Another reason that the flow control and treatment revenues will grow rapidly is the increasing preference for reverse osmosis vs. thermal treatment. The filtration and pre-filtration steps represent a significant portion of the total expenditure when desalination is accomplished with RO.
There are substantial repair part revenues associated with the primary and energy recovery pumps. Valve part revenues are also significant. Dow Chemical benefits with hundreds of millions of dollars of revenue generated by replacement of existing RO modules. The company is also replacing alternative pre-treatment filters with UF. Chemical cleaning of the RO system is reduced. The result is a reduction in life cycle costs.
Upgrades to existing thermal systems will generate substantial revenues. Yokogawa Electric completed a project in 2012 to replace the control systems for the boilers, distillation unit and auxiliary facilities at the Shuwaikh seawater desalination plant.
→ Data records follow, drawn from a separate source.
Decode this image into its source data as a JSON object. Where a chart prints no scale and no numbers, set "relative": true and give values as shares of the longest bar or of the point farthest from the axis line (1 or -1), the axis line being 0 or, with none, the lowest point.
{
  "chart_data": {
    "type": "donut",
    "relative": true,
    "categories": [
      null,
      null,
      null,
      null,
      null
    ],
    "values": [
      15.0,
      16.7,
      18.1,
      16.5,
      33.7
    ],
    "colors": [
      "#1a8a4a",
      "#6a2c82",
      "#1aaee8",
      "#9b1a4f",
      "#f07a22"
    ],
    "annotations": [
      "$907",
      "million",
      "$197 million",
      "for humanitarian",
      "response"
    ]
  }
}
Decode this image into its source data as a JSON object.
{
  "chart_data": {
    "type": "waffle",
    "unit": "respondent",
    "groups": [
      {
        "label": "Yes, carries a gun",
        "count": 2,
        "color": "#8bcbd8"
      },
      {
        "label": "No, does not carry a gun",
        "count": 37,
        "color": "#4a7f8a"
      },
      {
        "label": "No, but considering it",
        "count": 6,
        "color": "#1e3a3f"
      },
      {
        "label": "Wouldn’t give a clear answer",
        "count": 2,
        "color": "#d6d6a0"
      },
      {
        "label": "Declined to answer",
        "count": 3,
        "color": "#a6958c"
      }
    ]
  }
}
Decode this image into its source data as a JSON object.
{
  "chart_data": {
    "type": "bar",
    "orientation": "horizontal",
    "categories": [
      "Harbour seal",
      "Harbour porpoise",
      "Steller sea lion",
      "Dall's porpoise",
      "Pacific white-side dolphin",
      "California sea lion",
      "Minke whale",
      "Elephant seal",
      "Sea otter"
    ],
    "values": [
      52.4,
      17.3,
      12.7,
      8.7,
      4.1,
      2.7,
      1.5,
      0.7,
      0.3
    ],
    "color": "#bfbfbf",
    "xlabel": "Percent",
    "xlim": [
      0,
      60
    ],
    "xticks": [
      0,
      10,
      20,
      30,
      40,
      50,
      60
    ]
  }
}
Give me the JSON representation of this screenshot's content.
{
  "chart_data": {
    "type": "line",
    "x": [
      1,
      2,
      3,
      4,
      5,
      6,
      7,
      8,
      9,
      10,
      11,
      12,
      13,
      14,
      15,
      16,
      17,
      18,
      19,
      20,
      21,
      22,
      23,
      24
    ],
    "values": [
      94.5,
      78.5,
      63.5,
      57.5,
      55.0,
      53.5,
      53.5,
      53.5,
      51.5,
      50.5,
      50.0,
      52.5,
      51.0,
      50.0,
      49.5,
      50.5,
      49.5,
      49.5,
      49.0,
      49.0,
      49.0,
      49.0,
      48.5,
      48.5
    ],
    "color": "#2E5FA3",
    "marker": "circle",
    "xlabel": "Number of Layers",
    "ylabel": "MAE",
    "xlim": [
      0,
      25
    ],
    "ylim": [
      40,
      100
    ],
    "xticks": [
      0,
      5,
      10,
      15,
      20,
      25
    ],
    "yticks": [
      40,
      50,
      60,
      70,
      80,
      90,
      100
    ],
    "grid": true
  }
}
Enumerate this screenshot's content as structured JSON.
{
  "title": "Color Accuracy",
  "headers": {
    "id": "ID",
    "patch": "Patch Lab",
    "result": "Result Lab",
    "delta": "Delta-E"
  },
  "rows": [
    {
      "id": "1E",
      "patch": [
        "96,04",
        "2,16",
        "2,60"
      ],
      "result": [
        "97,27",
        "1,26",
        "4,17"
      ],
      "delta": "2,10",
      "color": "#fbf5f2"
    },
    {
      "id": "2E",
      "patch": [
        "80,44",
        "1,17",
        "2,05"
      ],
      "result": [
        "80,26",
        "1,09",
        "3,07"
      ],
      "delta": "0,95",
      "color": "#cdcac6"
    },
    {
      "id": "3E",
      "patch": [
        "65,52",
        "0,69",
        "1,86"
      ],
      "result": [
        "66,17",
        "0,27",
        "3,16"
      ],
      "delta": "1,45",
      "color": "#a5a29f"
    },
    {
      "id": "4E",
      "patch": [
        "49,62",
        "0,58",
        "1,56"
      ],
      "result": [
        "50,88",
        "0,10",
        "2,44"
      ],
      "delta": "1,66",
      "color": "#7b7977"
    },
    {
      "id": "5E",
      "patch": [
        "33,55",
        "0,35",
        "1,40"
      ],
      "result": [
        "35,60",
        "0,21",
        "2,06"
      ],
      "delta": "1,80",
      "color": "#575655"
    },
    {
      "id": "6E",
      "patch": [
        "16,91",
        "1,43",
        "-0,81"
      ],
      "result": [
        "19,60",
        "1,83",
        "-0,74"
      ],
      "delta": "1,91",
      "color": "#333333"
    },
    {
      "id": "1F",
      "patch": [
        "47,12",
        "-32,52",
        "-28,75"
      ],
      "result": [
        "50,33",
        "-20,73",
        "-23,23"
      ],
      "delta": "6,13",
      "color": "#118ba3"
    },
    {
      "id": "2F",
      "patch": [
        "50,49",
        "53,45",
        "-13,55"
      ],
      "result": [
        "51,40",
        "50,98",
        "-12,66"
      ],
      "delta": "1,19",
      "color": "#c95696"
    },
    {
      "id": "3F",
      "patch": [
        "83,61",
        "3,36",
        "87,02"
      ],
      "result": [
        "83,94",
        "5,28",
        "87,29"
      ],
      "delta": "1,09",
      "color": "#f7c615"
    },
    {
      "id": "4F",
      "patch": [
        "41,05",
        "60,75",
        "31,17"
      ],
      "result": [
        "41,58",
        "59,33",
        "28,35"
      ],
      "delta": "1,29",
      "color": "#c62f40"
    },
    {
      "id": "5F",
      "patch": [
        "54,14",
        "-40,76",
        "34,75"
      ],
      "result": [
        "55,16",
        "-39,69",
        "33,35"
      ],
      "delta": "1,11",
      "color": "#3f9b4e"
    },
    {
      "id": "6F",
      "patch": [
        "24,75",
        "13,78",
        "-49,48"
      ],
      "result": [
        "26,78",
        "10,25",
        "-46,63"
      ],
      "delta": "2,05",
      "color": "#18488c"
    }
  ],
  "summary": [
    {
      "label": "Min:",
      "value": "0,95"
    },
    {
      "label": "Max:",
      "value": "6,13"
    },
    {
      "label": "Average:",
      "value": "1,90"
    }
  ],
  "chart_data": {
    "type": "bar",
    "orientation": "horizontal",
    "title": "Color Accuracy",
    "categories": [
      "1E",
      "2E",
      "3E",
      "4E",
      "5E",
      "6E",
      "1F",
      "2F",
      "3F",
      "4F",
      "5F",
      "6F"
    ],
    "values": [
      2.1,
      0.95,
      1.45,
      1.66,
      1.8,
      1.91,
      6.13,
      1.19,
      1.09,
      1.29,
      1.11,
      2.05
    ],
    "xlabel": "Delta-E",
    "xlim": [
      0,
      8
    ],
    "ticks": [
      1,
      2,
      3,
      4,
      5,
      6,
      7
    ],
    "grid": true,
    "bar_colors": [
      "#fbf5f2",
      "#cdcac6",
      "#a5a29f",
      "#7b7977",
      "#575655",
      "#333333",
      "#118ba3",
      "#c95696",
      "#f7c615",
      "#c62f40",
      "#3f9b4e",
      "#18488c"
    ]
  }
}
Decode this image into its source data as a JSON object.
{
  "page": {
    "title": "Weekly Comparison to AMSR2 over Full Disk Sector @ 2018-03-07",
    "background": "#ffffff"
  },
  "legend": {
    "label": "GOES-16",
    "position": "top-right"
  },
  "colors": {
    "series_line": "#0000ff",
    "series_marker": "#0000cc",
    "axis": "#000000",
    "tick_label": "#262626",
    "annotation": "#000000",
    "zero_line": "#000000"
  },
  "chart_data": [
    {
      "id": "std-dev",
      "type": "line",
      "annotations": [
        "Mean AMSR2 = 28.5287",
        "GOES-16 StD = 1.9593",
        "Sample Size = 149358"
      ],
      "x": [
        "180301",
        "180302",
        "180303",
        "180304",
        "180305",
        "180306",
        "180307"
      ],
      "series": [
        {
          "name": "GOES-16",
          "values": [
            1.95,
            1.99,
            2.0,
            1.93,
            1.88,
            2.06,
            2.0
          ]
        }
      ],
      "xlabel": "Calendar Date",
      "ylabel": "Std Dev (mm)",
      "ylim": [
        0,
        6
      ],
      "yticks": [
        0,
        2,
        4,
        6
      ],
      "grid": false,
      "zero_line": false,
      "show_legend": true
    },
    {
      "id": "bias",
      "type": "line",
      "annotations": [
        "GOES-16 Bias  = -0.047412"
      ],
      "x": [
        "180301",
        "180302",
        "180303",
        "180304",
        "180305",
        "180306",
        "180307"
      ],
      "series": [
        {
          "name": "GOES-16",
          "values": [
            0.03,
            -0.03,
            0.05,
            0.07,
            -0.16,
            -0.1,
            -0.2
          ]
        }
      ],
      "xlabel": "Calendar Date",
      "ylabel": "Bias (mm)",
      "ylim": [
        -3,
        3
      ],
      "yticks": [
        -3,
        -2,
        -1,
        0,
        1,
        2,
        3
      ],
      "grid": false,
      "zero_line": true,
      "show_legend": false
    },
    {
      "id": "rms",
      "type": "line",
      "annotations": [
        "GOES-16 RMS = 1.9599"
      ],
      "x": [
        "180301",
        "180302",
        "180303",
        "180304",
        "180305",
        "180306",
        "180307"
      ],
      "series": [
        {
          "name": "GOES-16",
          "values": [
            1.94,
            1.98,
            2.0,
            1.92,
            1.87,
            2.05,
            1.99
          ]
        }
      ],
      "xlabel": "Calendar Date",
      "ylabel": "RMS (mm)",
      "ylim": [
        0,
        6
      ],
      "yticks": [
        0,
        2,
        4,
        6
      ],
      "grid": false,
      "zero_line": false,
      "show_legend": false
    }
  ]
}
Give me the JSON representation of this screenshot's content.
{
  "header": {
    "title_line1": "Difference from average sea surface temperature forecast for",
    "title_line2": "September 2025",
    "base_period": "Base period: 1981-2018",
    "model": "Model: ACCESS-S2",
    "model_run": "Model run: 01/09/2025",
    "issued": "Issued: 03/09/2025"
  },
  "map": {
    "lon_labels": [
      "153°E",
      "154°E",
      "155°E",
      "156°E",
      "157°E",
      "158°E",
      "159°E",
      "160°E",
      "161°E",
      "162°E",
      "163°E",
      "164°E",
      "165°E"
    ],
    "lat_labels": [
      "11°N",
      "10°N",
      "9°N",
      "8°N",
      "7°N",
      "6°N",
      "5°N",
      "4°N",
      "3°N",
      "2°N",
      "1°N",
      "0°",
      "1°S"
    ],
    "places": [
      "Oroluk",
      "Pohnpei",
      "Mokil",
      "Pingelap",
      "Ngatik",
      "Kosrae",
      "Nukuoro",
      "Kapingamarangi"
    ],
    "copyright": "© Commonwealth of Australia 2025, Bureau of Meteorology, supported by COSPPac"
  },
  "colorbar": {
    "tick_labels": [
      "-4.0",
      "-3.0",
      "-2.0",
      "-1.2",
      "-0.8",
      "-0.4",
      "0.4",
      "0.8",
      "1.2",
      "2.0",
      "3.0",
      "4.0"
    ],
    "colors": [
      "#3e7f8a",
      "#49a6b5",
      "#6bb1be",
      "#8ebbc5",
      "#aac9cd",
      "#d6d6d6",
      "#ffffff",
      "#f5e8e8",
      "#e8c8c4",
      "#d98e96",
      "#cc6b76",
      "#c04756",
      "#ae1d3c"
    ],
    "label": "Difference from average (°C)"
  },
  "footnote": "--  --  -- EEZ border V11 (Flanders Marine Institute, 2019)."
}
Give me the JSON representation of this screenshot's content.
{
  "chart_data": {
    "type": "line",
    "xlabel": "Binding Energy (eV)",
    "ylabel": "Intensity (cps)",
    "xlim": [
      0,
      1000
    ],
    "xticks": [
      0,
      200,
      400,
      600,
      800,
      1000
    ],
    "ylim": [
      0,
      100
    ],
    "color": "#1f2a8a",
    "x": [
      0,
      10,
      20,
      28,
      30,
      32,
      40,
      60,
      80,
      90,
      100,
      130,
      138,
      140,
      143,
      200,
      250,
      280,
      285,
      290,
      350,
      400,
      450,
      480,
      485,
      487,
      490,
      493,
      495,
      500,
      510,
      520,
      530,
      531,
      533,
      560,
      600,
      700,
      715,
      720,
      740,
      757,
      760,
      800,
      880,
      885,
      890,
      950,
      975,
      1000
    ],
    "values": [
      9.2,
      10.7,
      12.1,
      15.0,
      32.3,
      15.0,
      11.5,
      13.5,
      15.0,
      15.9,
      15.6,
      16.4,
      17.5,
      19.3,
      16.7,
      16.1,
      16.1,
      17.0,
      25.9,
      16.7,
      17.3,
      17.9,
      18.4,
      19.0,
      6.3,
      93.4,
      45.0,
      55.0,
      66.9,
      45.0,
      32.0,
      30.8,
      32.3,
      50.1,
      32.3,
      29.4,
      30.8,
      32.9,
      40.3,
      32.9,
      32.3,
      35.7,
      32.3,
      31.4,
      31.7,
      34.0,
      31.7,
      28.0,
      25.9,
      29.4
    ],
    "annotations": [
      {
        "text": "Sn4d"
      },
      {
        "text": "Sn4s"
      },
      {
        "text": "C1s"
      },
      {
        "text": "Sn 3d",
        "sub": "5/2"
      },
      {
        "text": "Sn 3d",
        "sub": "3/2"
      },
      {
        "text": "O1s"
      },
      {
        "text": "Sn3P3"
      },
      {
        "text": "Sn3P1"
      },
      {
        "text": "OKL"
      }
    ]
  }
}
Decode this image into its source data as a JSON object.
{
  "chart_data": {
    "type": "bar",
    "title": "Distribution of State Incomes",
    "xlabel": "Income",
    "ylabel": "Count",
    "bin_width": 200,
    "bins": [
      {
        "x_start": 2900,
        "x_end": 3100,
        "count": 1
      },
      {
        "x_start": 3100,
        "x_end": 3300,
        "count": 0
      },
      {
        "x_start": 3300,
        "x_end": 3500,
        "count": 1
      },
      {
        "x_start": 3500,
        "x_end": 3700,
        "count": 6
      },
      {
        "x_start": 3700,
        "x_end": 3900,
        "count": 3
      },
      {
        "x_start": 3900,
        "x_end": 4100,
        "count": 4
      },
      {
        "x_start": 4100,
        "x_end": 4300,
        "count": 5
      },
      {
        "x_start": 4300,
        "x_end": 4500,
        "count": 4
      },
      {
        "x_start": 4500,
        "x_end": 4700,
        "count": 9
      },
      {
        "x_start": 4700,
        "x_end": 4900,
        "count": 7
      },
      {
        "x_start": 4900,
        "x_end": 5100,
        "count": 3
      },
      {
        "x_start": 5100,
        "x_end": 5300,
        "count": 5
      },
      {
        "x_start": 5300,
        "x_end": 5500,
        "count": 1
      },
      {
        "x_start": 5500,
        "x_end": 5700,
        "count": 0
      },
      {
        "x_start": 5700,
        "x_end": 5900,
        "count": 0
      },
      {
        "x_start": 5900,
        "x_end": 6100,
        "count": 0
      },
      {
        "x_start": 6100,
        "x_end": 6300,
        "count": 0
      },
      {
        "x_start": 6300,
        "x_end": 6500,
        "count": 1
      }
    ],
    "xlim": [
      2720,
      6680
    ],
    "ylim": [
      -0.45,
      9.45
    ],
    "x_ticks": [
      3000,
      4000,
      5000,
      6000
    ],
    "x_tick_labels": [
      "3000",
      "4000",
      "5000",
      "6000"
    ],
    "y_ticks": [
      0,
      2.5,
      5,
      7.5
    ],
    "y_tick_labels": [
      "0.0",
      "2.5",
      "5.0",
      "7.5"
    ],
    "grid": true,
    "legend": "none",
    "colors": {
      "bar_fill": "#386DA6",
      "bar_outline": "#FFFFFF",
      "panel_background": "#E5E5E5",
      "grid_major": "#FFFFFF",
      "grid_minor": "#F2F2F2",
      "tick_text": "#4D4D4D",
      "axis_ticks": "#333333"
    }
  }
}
The Centum series integrated production control system which makes this plant operation more efficient and reliable. It replaced the aging control systems for three boilers, three distillation units and auxiliary facilities. The Yokogawa Centum series integrated production system controls all plant facilities. Also included were a Prosafe-RS safety instrumented system for the burner management systems on the boilers, a PRM integrated device management software package to monitor plant facilities and predict when maintenance is necessary.
At the Perth Seawater Desalination Plant at Kwinana, Australia Siemens automation technology provided the opportunity to greatly reduce the enormous quantity of copper cabling and connections normally required for a plant of this scale. The quantity of copper has been reduced by using intelligent communications and fibre-optic cable. Much less cable in the plant results in lower capital costs and improved reliability. Using a combination of leading-edge software, hardware and diagnostics, plant operators can predict maintenance needs more efficiently.